La plus meurtrière épidémie d’Ebola de l’histoire est celle qui a frappé trois pays de l’Afrique de l’Ouest entre 2014 et 2016, la Guinée, la Sierra Leone et le Liberia. Elle avait fait plus de 11 000 morts sur quelque 29 000 malades, d’après l’OMS.

“Cette épidémie avait fait trop de dégâts humains à cause de la forte mobilité, mais il n’y avait pas de résistance communautaire”, selon Alexis.

L’actuelle épidémie congolaise “va encore durer.

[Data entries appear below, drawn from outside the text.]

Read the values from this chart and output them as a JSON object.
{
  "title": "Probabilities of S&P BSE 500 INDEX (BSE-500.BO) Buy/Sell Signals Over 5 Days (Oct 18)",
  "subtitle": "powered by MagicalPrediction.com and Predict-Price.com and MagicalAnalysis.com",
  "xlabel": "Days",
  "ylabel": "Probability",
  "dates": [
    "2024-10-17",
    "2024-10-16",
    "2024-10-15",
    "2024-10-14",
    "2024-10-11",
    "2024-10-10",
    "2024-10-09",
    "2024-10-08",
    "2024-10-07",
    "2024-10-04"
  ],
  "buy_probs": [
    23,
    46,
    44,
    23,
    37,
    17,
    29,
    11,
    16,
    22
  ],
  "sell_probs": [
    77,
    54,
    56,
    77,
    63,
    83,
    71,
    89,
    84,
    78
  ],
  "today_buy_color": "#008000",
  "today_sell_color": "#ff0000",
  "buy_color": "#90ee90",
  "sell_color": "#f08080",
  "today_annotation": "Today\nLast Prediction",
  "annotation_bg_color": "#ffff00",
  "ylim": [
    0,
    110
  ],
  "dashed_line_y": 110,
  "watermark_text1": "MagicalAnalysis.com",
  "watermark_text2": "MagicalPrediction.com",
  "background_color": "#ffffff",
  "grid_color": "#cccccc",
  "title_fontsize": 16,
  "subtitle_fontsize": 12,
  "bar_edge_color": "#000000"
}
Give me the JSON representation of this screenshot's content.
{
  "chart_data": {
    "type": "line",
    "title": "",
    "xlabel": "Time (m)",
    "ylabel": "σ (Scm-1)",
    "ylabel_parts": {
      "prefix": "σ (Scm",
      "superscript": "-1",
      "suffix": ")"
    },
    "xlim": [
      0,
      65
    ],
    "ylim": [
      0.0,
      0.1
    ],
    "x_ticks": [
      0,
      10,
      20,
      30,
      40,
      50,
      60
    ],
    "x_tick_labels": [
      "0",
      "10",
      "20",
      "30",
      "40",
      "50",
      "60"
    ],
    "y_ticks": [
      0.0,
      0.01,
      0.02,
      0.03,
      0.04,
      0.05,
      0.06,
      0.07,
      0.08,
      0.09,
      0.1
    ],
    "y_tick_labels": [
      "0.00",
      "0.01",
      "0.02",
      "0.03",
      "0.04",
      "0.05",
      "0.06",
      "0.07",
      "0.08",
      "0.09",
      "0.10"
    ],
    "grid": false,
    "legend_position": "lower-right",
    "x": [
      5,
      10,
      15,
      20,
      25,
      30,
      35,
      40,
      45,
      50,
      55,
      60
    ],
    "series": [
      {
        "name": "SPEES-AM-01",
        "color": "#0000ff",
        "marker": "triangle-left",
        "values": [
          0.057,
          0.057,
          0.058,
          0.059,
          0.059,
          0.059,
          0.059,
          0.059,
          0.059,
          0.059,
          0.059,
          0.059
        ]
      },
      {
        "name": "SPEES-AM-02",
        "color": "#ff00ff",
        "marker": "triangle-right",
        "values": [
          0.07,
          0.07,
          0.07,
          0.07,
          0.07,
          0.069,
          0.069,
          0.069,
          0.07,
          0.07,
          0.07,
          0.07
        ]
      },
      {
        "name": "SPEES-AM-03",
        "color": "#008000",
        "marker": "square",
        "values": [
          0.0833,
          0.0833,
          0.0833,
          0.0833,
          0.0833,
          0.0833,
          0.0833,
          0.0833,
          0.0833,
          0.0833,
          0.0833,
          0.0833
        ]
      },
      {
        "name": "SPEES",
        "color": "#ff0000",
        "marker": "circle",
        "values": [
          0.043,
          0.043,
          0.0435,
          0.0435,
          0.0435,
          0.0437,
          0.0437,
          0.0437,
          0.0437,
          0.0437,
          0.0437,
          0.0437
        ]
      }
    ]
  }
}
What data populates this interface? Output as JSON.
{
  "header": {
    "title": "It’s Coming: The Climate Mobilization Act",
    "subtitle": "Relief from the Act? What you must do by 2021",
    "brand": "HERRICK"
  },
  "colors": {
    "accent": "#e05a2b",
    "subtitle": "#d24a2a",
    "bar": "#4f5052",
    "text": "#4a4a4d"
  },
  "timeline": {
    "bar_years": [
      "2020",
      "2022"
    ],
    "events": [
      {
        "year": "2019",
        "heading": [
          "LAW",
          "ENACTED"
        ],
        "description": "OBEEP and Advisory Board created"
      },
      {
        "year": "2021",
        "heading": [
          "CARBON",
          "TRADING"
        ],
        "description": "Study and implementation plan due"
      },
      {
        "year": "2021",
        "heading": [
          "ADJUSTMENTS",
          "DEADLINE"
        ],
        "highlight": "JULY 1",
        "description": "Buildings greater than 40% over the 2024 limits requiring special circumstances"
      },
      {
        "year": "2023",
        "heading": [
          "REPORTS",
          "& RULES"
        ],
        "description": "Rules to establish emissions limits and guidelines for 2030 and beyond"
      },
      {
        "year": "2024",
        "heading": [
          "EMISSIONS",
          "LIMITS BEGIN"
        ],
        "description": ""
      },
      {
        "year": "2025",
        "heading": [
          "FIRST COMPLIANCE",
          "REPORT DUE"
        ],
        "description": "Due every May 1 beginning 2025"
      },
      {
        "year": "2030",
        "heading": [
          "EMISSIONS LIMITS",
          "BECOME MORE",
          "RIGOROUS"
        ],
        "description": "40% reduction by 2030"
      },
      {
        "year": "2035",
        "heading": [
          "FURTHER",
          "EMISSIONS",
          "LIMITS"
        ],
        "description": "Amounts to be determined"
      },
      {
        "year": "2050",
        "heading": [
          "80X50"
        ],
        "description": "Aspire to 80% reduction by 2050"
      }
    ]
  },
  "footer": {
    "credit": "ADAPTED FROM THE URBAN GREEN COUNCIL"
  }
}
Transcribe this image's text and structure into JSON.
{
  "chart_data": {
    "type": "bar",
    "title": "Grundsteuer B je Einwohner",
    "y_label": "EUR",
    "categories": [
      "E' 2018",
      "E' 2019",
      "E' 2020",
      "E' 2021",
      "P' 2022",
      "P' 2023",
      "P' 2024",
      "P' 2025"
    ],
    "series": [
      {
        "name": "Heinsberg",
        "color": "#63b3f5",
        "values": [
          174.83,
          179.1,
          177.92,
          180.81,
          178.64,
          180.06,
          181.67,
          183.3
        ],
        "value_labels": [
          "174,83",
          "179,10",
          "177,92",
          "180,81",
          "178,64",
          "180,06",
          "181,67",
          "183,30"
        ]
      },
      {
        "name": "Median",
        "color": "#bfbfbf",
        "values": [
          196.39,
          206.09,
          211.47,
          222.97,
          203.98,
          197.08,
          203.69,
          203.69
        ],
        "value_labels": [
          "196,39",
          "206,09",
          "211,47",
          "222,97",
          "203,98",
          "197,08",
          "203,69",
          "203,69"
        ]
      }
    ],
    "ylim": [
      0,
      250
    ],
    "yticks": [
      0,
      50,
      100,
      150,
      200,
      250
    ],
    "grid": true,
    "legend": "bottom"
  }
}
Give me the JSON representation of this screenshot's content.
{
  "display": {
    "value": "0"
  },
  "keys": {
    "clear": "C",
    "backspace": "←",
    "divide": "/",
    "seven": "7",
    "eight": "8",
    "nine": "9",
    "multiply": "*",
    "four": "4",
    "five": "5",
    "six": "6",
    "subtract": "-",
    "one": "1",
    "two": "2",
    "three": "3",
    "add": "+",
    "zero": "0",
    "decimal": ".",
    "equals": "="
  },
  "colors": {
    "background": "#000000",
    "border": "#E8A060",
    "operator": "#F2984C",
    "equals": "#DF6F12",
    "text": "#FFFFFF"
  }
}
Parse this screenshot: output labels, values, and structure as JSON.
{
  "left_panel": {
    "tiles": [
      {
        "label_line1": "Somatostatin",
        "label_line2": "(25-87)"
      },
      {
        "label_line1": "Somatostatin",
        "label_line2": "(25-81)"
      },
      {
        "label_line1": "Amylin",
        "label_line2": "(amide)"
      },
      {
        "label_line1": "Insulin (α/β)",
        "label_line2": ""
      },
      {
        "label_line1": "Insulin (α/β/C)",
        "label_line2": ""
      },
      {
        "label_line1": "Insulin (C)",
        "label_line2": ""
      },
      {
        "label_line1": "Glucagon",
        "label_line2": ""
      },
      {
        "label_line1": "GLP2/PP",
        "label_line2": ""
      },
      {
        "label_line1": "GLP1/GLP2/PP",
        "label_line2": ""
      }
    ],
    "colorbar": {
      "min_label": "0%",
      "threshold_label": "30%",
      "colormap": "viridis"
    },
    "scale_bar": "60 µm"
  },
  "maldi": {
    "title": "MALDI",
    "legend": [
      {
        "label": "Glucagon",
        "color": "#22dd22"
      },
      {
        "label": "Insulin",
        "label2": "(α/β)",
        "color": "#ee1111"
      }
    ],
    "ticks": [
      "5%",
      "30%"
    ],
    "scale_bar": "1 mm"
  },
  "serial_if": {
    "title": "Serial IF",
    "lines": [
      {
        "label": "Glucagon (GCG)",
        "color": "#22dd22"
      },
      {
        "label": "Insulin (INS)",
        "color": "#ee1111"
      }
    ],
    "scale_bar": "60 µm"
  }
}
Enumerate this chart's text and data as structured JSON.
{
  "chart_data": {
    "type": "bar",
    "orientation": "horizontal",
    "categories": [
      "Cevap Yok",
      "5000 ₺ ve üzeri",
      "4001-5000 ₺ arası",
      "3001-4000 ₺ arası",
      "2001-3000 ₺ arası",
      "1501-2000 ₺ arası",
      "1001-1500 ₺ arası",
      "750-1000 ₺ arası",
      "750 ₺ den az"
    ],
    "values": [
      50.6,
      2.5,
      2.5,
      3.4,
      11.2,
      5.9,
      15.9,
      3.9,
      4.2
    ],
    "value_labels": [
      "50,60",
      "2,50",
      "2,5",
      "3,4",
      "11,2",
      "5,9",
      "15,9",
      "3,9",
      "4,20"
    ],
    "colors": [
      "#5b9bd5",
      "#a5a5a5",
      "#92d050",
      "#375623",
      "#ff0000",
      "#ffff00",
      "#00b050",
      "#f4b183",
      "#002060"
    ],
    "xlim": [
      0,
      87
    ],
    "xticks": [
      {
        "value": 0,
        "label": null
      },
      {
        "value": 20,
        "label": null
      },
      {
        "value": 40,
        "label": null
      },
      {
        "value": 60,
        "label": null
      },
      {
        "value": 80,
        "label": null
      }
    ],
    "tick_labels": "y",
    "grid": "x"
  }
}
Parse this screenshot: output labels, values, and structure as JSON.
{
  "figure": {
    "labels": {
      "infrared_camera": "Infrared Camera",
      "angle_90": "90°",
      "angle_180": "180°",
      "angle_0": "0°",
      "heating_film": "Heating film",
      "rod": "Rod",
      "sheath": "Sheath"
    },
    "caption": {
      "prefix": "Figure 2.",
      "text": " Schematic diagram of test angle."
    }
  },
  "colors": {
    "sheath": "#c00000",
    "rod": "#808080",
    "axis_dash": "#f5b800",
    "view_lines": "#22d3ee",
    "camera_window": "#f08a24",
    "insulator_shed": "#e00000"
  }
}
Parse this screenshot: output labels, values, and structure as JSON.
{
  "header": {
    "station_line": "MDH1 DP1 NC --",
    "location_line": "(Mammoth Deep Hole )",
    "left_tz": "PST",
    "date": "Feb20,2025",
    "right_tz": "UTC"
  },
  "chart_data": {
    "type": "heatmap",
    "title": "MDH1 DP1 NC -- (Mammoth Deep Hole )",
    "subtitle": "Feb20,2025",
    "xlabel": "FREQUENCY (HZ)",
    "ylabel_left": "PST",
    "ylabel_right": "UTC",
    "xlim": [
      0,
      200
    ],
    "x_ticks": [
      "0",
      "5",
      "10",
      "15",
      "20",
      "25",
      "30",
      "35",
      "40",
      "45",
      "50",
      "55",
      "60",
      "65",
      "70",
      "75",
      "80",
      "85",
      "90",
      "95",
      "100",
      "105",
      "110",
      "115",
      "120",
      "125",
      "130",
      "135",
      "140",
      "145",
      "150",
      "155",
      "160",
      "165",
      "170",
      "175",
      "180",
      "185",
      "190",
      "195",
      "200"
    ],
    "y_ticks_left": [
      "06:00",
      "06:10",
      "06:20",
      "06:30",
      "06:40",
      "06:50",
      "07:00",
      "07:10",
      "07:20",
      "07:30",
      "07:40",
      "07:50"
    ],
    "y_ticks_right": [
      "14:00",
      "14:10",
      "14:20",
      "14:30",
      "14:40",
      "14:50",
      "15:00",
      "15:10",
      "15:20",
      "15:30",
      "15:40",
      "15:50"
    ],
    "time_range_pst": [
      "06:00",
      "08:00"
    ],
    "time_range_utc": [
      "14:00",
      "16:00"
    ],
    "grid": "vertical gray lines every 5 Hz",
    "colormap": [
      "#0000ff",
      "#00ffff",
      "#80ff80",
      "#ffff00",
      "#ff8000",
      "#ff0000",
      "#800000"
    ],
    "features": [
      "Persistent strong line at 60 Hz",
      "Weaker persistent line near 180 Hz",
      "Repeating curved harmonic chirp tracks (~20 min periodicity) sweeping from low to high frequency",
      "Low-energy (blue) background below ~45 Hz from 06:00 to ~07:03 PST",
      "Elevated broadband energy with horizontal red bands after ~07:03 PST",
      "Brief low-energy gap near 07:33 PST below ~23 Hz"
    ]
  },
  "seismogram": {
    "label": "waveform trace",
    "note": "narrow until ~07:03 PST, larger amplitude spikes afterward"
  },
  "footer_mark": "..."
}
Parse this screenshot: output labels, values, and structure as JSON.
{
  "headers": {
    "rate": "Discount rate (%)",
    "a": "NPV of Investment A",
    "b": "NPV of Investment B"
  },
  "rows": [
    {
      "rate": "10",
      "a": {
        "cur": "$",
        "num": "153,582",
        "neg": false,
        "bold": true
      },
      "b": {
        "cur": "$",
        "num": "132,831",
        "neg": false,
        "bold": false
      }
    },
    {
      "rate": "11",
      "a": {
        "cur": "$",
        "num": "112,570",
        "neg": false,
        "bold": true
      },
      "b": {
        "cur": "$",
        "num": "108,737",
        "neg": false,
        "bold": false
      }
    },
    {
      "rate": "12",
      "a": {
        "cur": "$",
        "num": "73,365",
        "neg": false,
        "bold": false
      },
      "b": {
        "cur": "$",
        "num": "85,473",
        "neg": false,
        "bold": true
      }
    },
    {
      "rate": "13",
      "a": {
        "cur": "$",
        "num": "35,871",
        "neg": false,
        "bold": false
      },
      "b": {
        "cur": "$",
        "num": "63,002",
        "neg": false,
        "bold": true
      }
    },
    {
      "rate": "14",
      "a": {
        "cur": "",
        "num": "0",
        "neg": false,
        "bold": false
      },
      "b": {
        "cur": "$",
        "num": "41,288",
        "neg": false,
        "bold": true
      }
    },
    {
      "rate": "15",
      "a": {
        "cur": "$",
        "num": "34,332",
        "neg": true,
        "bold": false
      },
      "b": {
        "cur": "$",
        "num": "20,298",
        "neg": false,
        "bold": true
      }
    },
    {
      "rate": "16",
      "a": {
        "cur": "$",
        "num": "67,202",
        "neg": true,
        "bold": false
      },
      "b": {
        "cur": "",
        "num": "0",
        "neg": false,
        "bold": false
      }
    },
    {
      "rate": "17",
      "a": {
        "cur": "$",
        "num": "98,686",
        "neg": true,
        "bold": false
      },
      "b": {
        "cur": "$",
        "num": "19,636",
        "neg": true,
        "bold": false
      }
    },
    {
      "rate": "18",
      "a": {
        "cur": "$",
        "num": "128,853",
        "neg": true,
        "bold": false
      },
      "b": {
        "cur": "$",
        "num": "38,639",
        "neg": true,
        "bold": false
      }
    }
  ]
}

Le nombre de morts devrait atteindre ou dépasser le seuil des 2000 vers la fin de l’année si les communautés de Butembo et d’ailleurs n’adhérent pas davantage”, affirme le médecin.

Soldats, policiers, agents de santé, guéris d’Ebola, agents de sensibilisation participent à la riposte qui est également compromise par le sous-financement.

L’OMS affirme n’avoir reçu que quelques dizaines de millions de dollars, représentant la moitié des fonds demandés.

Ce déficit de financement pourrait l’amener à annuler certaines activités de riposte.

Ebola a su bousculer la culture dans la région : les populations ne se serrent plus les mains pour se saluer, les rites funéraires ne sont plus observés car le contact avec les dépouilles est une source certaine de contamination.

Et certaines personnes commencent à saisir le mouvement autour d’Ebola pour en faire un business.

Certains commerces ont profité, en effet, de la lutte contre Ebola, pour causer une flambée des prix sur le marché.

L’afflux des expatriés des ONG internationales et des agents du ministère de la Santé fait circuler les billets dans les circuits économiques.

Les hôtels sont pleins, des jeeps 4×4 affluent de toutes les villes voisines pour être louées aux organisations intervenant dans la riposte.

Comme si « le mal des uns faisait le bonheur des autres ! ».